This volume is based on a detailed analysis of change in the law and in the administration of justice affecting juvenile off enders in California in the fifties and sixties. It addresses how procedural law develops on a long-term basis and under what conditions. It also examines the processes by which revolutionary changes occur in law and the extent to which social change can be directed or controlled by legislation.
Social action to revise California's juvenile court law, which had remained little changed since 1915, began in 1958. Subsequently a small group of legal reformers who perceived anomalies in the law and in the underlying philosophy of the court overcame substantial resistance to effect revolutionary revisions of the law. Lemert examines their experience to determine how changes of such magnitude could take place after decades of gradual adaptations in the juvenile courts. His study also looks into the consequences of this change on the court and related agencies of law enforcement.

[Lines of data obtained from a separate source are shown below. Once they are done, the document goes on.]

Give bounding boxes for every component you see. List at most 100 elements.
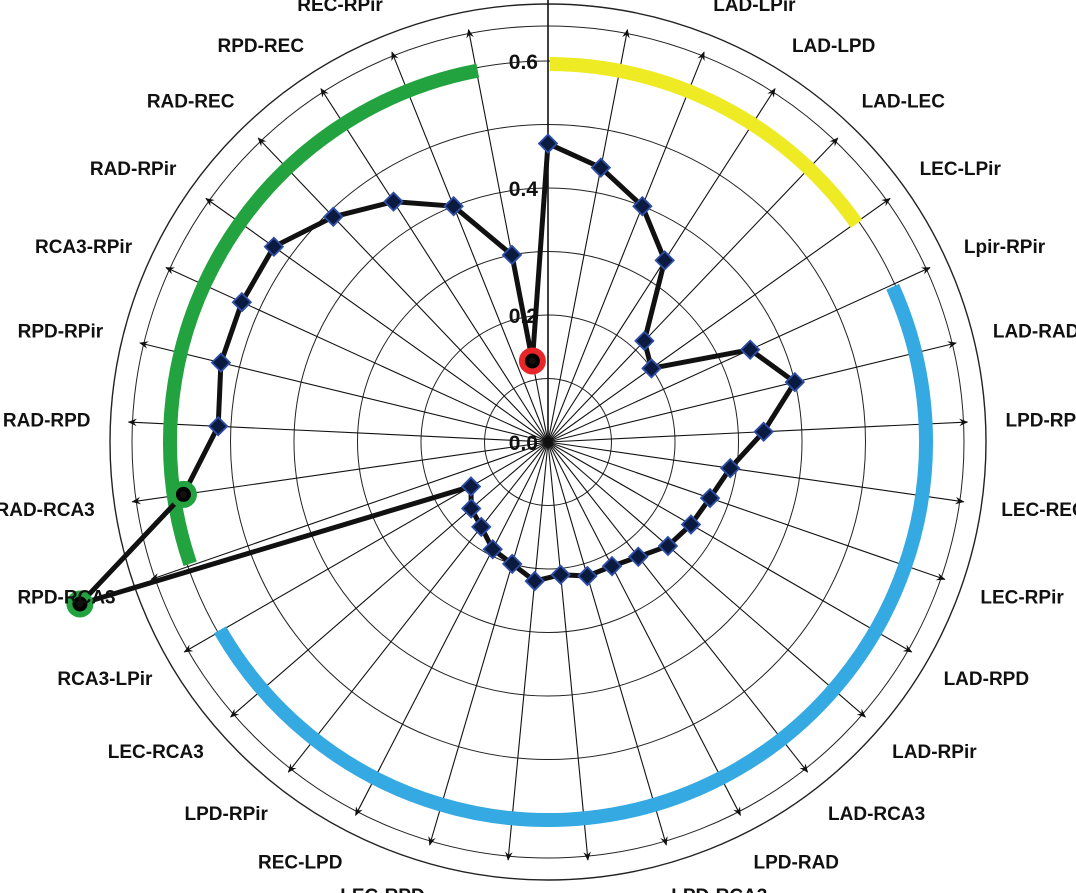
data-point-rad-rpir (263, 236, 285, 258)
axis-spoke-rad-rpir (205, 197, 549, 443)
data-point-lec-lpir (641, 358, 662, 379)
data-point-lad-rad (784, 371, 806, 393)
data-series (66, 133, 806, 618)
data-point-lpir-rpir (739, 339, 761, 360)
category-label-lad-rca3: LAD-RCA3 (828, 804, 925, 825)
category-label-lad-rpir: LAD-RPir (892, 742, 977, 763)
category-label-rca3-lpir: RCA3-LPir (57, 669, 153, 690)
axis-spoke-rpd-rec (320, 88, 549, 443)
category-label-rad-rca3: RAD-RCA3 (0, 500, 95, 521)
category-label-rpd-rec: RPD-REC (217, 36, 304, 57)
axis-spoke-lad-rpd (547, 441, 913, 653)
radial-tick-label: 0.2 (509, 305, 538, 328)
category-label-rpd-rpir: RPD-RPir (18, 322, 104, 343)
category-label-lec-lpir: LEC-LPir (920, 159, 1002, 180)
radial-tick-label: 0.6 (509, 51, 538, 74)
data-point-rec-lpd (482, 538, 503, 560)
axis-spoke-lad-rpir (547, 441, 866, 718)
axis-spoke-lpd-lpir (547, 28, 630, 443)
axis-spoke-rec-rpir (391, 51, 549, 443)
axis-spoke-lad-rad (547, 341, 957, 443)
axis-spoke-lpd-rpir (287, 441, 549, 773)
data-point-lec-rca3 (460, 498, 482, 519)
category-label-lec-rpd: LEC-RPD (340, 886, 424, 893)
axis-spoke-lpd-rad (547, 441, 741, 816)
category-label-lad-lec: LAD-LEC (862, 91, 946, 112)
category-label-lpd-rpd: LPD-RPD (1005, 411, 1076, 432)
axis-spoke-lec-rpd (428, 441, 549, 846)
axis-spoke-lec-rec (547, 441, 965, 505)
category-label-lpir-rpir: Lpir-RPir (964, 237, 1046, 258)
data-point-lad-rca3 (628, 546, 649, 568)
data-point-lad-lpir (632, 195, 653, 217)
data-point-lad-rpd (680, 514, 702, 535)
data-point-lad-rpir (657, 535, 679, 557)
axis-spoke-lad-lec (547, 137, 839, 443)
highlight-arcs (163, 57, 933, 827)
data-point-rca3-lpir (460, 476, 482, 497)
axis-spoke-lec-rad (547, 441, 591, 861)
category-label-rpd-rca3: RPD-RCA3 (17, 587, 115, 608)
axis-spoke-rec-lpd (355, 441, 549, 816)
radial-tick-label: 0.0 (509, 432, 538, 455)
highlighted-point-center (528, 357, 536, 365)
highlight-arc-2 (213, 283, 933, 827)
category-label-lad-lpir: LAD-LPir (713, 0, 796, 16)
radial-tick-labels: 0.00.20.40.60.8 (509, 51, 539, 455)
data-point-rec-rpir (443, 195, 464, 217)
data-point-lec-rpd (501, 553, 523, 575)
axis-spoke-rca3-rpir (165, 267, 549, 443)
category-label-lpd-rad: LPD-RAD (754, 853, 840, 874)
highlight-arc-1 (549, 57, 863, 228)
axis-spoke-rpd-rca3 (150, 441, 549, 581)
data-point-rpd-rpir (210, 352, 232, 373)
category-label-rec-rpir: REC-RPir (297, 0, 383, 16)
highlighted-point-center (179, 490, 187, 498)
category-label-lad-rpd: LAD-RPD (944, 669, 1030, 690)
category-label-lpd-rpir: LPD-RPir (185, 804, 269, 825)
data-point-lec-rec (720, 457, 741, 479)
category-label-rad-rec: RAD-REC (147, 91, 235, 112)
axis-spoke-lpir-rpir (547, 267, 931, 443)
axis-spoke-lad-lpir (547, 51, 705, 443)
category-label-lad-lpd: LAD-LPD (792, 36, 875, 57)
data-point-rpd-rec (383, 191, 404, 212)
axis-spoke-lad-rca3 (547, 441, 809, 773)
axis-spoke-rca3-lpir (183, 441, 549, 653)
axis-spoke-rad-rpd (127, 418, 549, 443)
category-label-lpd-rca3: LPD-RCA3 (671, 886, 767, 893)
data-point-rad-rec (323, 206, 344, 228)
data-point-lpd-rca3 (577, 565, 598, 587)
data-point-lpd-lec (537, 133, 559, 154)
category-label-rad-rpir: RAD-RPir (90, 159, 177, 180)
category-label-lad-rad: LAD-RAD (993, 322, 1076, 343)
category-label-rad-rpd: RAD-RPD (3, 411, 91, 432)
axis-spoke-rpd-rpir (139, 341, 549, 443)
axis-spoke-lpd-rca3 (547, 441, 668, 846)
data-point-lad-lpd (654, 250, 675, 271)
category-label-lec-rec: LEC-REC (1001, 500, 1076, 521)
data-point-lpd-rad (601, 555, 623, 577)
data-point-lad-lec (634, 330, 655, 352)
data-point-lec-rad (550, 564, 571, 586)
data-point-lec-rpir (699, 487, 721, 509)
data-point-lpd-lpir (590, 157, 612, 178)
radial-tick-label: 0.4 (509, 178, 539, 201)
axis-spokes (127, 0, 969, 861)
highlighted-point-center (76, 600, 84, 608)
data-point-rec-lad (524, 570, 545, 592)
axis-spoke-lec-lpir (547, 197, 891, 443)
category-label-rca3-rpir: RCA3-RPir (35, 237, 133, 258)
data-point-rec-rca3 (501, 244, 523, 266)
category-label-lec-rca3: LEC-RCA3 (108, 742, 204, 763)
axis-spoke-rec-lad (505, 441, 549, 861)
data-point-rad-rpd (207, 416, 229, 437)
axis-spoke-rad-rec (257, 137, 549, 443)
axis-spoke-lec-rpir (547, 441, 946, 581)
data-point-lpd-rpd (753, 421, 774, 442)
data-point-rca3-rpir (231, 291, 253, 313)
axis-spoke-rad-rca3 (131, 441, 549, 505)
highlight-arc-3 (163, 63, 480, 567)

The author sets forth a socio-legal theory of change-a conception of paradigms, normal evolution, and revolution in law. He applies this theory to data, with special attention to the resistance to legal change and the processes by which it gives way to the adaptive process of normal law. Lemert discusses the substantive aspects of juvenile law as it relates to human affect and meaning, touching on the existential elements of justice. Professionals dealing with juveniles, legal scholars, sociologists, and political scientists will find this book, with its emphasis on how to achieve more equitable administration of juvenile justice, has much to contribute to our understanding of the dynamics of social change.